L’ interesse crescente verso i prodotti a base di latte di capra è dovuto sia al loro gusto inconfondibile, piacevolmente acidulo, sia al loro valore nutrizionale. Il latte di capra, infatti, è particolarmente tollerato e digeribile, oltre che più ricco di calcio e fosforo rispetto a quello vaccino. Per ciò che riguarda il lattosio, il latte di capra ne contiene meno (la differenza è dello 0,6% circa), ma comunque non è adatto a chi soffre di intolleranze, fatte salve diverse specifiche in etichetta. Oltre che consumato tal quale, il latte caprino si presta a molte lavorazioni casearie: da quello intero e fatto fermentare con l’aggiunta di lattobacilli si ottiene uno yogurt dal sapore intenso e dalla consistenza cremosa.

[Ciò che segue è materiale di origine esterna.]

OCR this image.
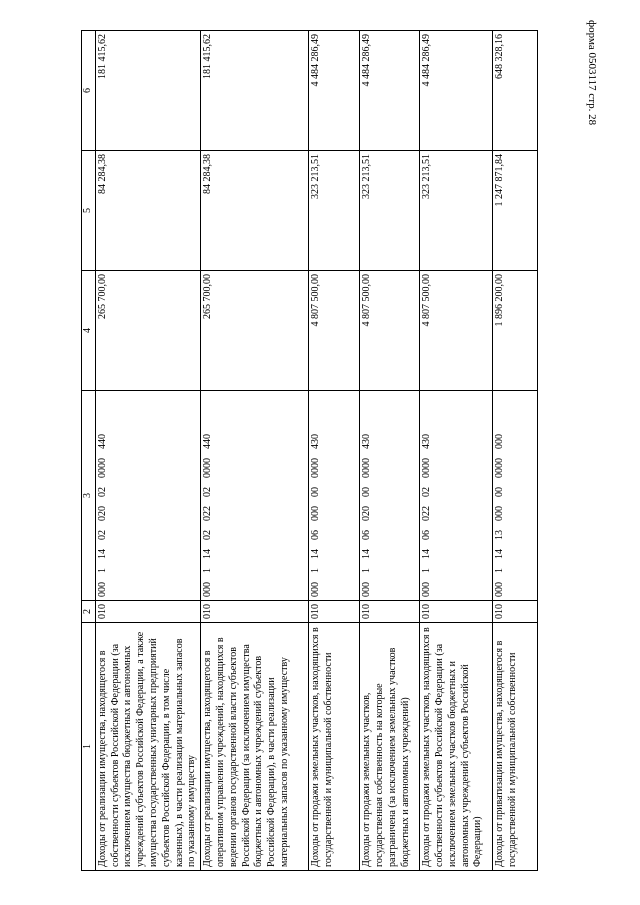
форма 0503117 стр. 28
1	2	3	4	5	6
Доходы от реализации имущества, находящегося в собственности субъектов Российской Федерации (за исключением имущества бюджетных и автономных учреждений субъектов Российской Федерации, а также имущества государственных унитарных предприятий субъектов Российской Федерации, в том числе казенных), в части реализации материальных запасов по указанному имуществу	010	000  1  14  02  020  02  0000  440	265 700,00	84 284,38	181 415,62
Доходы от реализации имущества, находящегося в оперативном управлении учреждений, находящихся в ведении органов государственной власти субъектов Российской Федерации (за исключением имущества бюджетных и автономных учреждений субъектов Российской Федерации), в части реализации материальных запасов по указанному имуществу	010	000  1  14  02  022  02  0000  440	265 700,00	84 284,38	181 415,62
Доходы от продажи земельных участков, находящихся в государственной и муниципальной собственности	010	000  1  14  06  000  00  0000  430	4 807 500,00	323 213,51	4 484 286,49
Доходы от продажи земельных участков, государственная собственность на которые разграничена (за исключением земельных участков бюджетных и автономных учреждений)	010	000  1  14  06  020  00  0000  430	4 807 500,00	323 213,51	4 484 286,49
Доходы от продажи земельных участков, находящихся в собственности субъектов Российской Федерации (за исключением земельных участков бюджетных и автономных учреждений субъектов Российской Федерации)	010	000  1  14  06  022  02  0000  430	4 807 500,00	323 213,51	4 484 286,49
Доходы от приватизации имущества, находящегося в государственной и муниципальной собственности	010	000  1  14  13  000  00  0000  000	1 896 200,00	1 247 871,84	648 328,16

È anche la materia prima per ricotta e decine di formaggi molto diversi tra loro: freschi e molli, oppure semistagionati e stagionati, a pasta dura. Sono prodotti molto radicati nella nostra tradizione e molto noti, in particolare primo sale, tomini e robiola, che possono essere ottenuti anche mescolando il latte di capra con quello vaccino. Anche i caprini venduti al supermercato possono contenere altri tipi di latte: infatti, la legge consente di definire “caprini“anche i prodotti preparati con latte vaccino o misto. Meglio, quindi, verificarlo nella lista degli ingredienti in etichetta, così come si può controllare se è stata aggiunta crema di latte (ossia panna) per rendere il formaggio più dolce e cremoso.
Per ottenere i formaggi caprini di produzione industriale, il latte di capra viene pastorizzato e arricchito con fermenti selezionati e con caglio, liquido o in pasta. La cagliata così ottenuta viene frantumata, fatta sgocciolare, eventualmente stufata e salata. Quindi la pasta viene messa nelle forme e lasciata maturare per 20-35 giorni (nel caso delle caciotte). Per gli stagionati, nella lavorazione si usa più sale e il formaggio resta in celle umide e fredde per un periodo di 2 -8 mesi, secondo la tipologia (fonte: Cucina Moderna).